Endothelial Antigen Presentation

Our group is interested in characterizing potentially critical, but poorly understood, contribution of endothelium to antigen (Ag)-specific immunity and pathologies such as allograft rejection, myocarditis, vasculities, diabetes, lupus and multiple sclerosis. Besides the canonical ‘professional’ Ag Presenting Cells (APCs; e.g., dendritic cells), endothelial cells are one of the few cell types that express both Major Histocompatibility Complex (MHC)-I and –II along with co-stimulatory molecules, which are necessary to present peptide Ag to CD8+ and CD4+ T cells. We and others have shown that endothelium can activate previously primed CD8+ and CD4+ T cells (but not naïve T cells) in an Ag-specific manner, through a novel ILP enriched immunological synapse (a ‘Podo-Synapse’). Thus the endothelium may play unique roles as ancillary or ‘semi-professional’ APCs that function during the effector phase of immune responses.

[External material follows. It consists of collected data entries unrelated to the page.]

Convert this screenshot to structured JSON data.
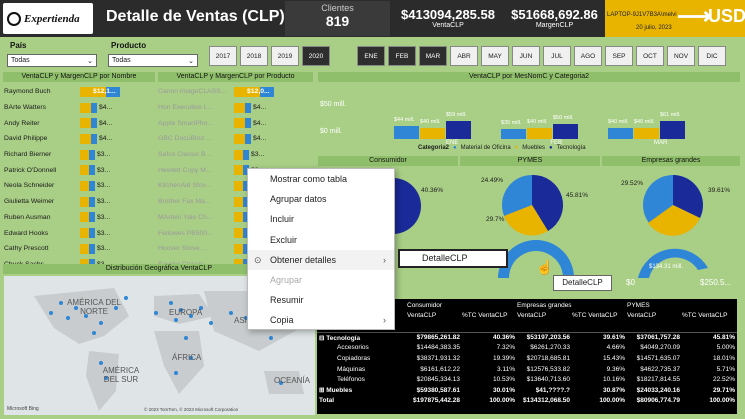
{
  "header": {
    "logo_text": "Expertienda",
    "title": "Detalle de Ventas (CLP)",
    "clients_label": "Clientes",
    "clients_value": "819",
    "venta_value": "$413094,285.58",
    "venta_label": "VentaCLP",
    "margen_value": "$51668,692.86",
    "margen_label": "MargenCLP",
    "user": "LAPTOP-9J1V7B3A\\melvi",
    "date": "20 julio, 2023",
    "currency": "USD"
  },
  "filters": {
    "pais_label": "País",
    "pais_value": "Todas",
    "producto_label": "Producto",
    "producto_value": "Todas"
  },
  "years": [
    "2017",
    "2018",
    "2019",
    "2020"
  ],
  "months": [
    "ENE",
    "FEB",
    "MAR",
    "ABR",
    "MAY",
    "JUN",
    "JUL",
    "AGO",
    "SEP",
    "OCT",
    "NOV",
    "DIC"
  ],
  "colors": {
    "gold": "#e8b400",
    "blue": "#2f86d6",
    "navy": "#1a2a99",
    "bg": "#a9cf86"
  },
  "sections": {
    "por_nombre": "VentaCLP y MargenCLP por Nombre",
    "por_producto": "VentaCLP y MargenCLP por Producto",
    "por_mes": "VentaCLP por MesNomC y Categoria2",
    "mapa": "Distribución Geográfica VentaCLP"
  },
  "nombres": [
    {
      "name": "Raymond Buch",
      "val": "$12,1..."
    },
    {
      "name": "BArte Watters",
      "val": "$4..."
    },
    {
      "name": "Andy Reiter",
      "val": "$4..."
    },
    {
      "name": "David Philippe",
      "val": "$4..."
    },
    {
      "name": "Richard Bierner",
      "val": "$3..."
    },
    {
      "name": "Patrick O'Donnell",
      "val": "$3..."
    },
    {
      "name": "Neola Schneider",
      "val": "$3..."
    },
    {
      "name": "Giulietta Weimer",
      "val": "$3..."
    },
    {
      "name": "Ruben Ausman",
      "val": "$3..."
    },
    {
      "name": "Edward Hooks",
      "val": "$3..."
    },
    {
      "name": "Cathy Prescott",
      "val": "$3..."
    },
    {
      "name": "Chuck Sachs",
      "val": "$3..."
    }
  ],
  "productos": [
    {
      "name": "Canon imageCLASS...",
      "val": "$12,0..."
    },
    {
      "name": "Hon Executive L...",
      "val": "$4..."
    },
    {
      "name": "Apple SmartPho...",
      "val": "$4..."
    },
    {
      "name": "GBC DocuBind ...",
      "val": "$4..."
    },
    {
      "name": "Safco Classic B...",
      "val": "$3..."
    },
    {
      "name": "Hewlett Copy M...",
      "val": "$3..."
    },
    {
      "name": "KitchenAid Stov...",
      "val": "$3..."
    },
    {
      "name": "Brother Fax Ma...",
      "val": "$3..."
    },
    {
      "name": "MArtein Yale Ch...",
      "val": "$3..."
    },
    {
      "name": "Fellowes PB500...",
      "val": "$3..."
    },
    {
      "name": "Hoover Stove, ...",
      "val": "$3..."
    },
    {
      "name": "Sauder Classic...",
      "val": "$3..."
    }
  ],
  "chart_mes": {
    "y_labels": [
      "$50 mill.",
      "$0 mill."
    ],
    "months": [
      "ENE",
      "FEB",
      "MAR"
    ],
    "labels": [
      [
        "$44 mill.",
        "$40 mill.",
        "$59 mill."
      ],
      [
        "$35 mill.",
        "$40 mill.",
        "$50 mill."
      ],
      [
        "$40 mill.",
        "$40 mill.",
        "$61 mill."
      ]
    ],
    "legend_title": "Categoria2",
    "legend": [
      "Material de Oficina",
      "Muebles",
      "Tecnología"
    ]
  },
  "segmentos": {
    "consumidor": "Consumidor",
    "pymes": "PYMES",
    "grandes": "Empresas grandes",
    "consumidor_pcts": [
      "40.36%"
    ],
    "pymes_pcts": [
      "24.49%",
      "29.7%",
      "45.81%"
    ],
    "grandes_pcts": [
      "29.52%",
      "39.61%"
    ],
    "gauge_min": "$0",
    "gauge_center": "$134.31 mill.",
    "gauge_max": "$250.5..."
  },
  "map": {
    "labels": [
      "AMÉRICA DEL NORTE",
      "EUROPA",
      "ASIA",
      "ÁFRICA",
      "AMÉRICA DEL SUR",
      "OCEANÍA"
    ],
    "bing": "Microsoft Bing",
    "copy": "© 2023 TomTom, © 2023 Microsoft Corporation"
  },
  "menu": {
    "items": [
      "Mostrar como tabla",
      "Agrupar datos",
      "Incluir",
      "Excluir",
      "Obtener detalles",
      "Agrupar",
      "Resumir",
      "Copia"
    ],
    "submenu": "DetalleCLP",
    "tooltip": "DetalleCLP"
  },
  "table": {
    "headers": [
      "Consumidor",
      "Empresas grandes",
      "PYMES"
    ],
    "sub": [
      "VentaCLP",
      "%TC VentaCLP",
      "VentaCLP",
      "%TC VentaCLP",
      "VentaCLP",
      "%TC VentaCLP"
    ],
    "rows": [
      {
        "label": "⊟ Tecnología",
        "bold": true,
        "vals": [
          "$79865,261.82",
          "40.36%",
          "$53197,203.56",
          "39.61%",
          "$37061,757.28",
          "45.81%"
        ]
      },
      {
        "label": "Accesorios",
        "bold": false,
        "vals": [
          "$14484,383.35",
          "7.32%",
          "$6261,270.33",
          "4.66%",
          "$4049,270.09",
          "5.00%"
        ]
      },
      {
        "label": "Copiadoras",
        "bold": false,
        "vals": [
          "$38371,931.32",
          "19.39%",
          "$20718,685.81",
          "15.43%",
          "$14571,635.07",
          "18.01%"
        ]
      },
      {
        "label": "Máquinas",
        "bold": false,
        "vals": [
          "$6161,612.22",
          "3.11%",
          "$12576,533.82",
          "9.36%",
          "$4622,735.37",
          "5.71%"
        ]
      },
      {
        "label": "Teléfonos",
        "bold": false,
        "vals": [
          "$20845,334.13",
          "10.53%",
          "$13640,713.60",
          "10.16%",
          "$18217,814.55",
          "22.52%"
        ]
      },
      {
        "label": "⊞ Muebles",
        "bold": true,
        "vals": [
          "$59380,587.61",
          "30.01%",
          "$41,????.?",
          "30.87%",
          "$24033,240.16",
          "29.71%"
        ]
      },
      {
        "label": "Total",
        "bold": true,
        "vals": [
          "$197875,442.28",
          "100.00%",
          "$134312,068.50",
          "100.00%",
          "$80906,774.79",
          "100.00%"
        ]
      }
    ]
  }
}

Our ongoing studies seek to determine specific contributions of the endothelium to Ag-specific immunity mediated by CD4+ and CD8+ T cells in vivo through new endothelial-specific knockout strains of Ag presentation molecules that we have developed. We are also exploring how MHC-related proteins expressed on endothelial surfaces, may analogously instruct Natural Killer (NK) and NKT cells.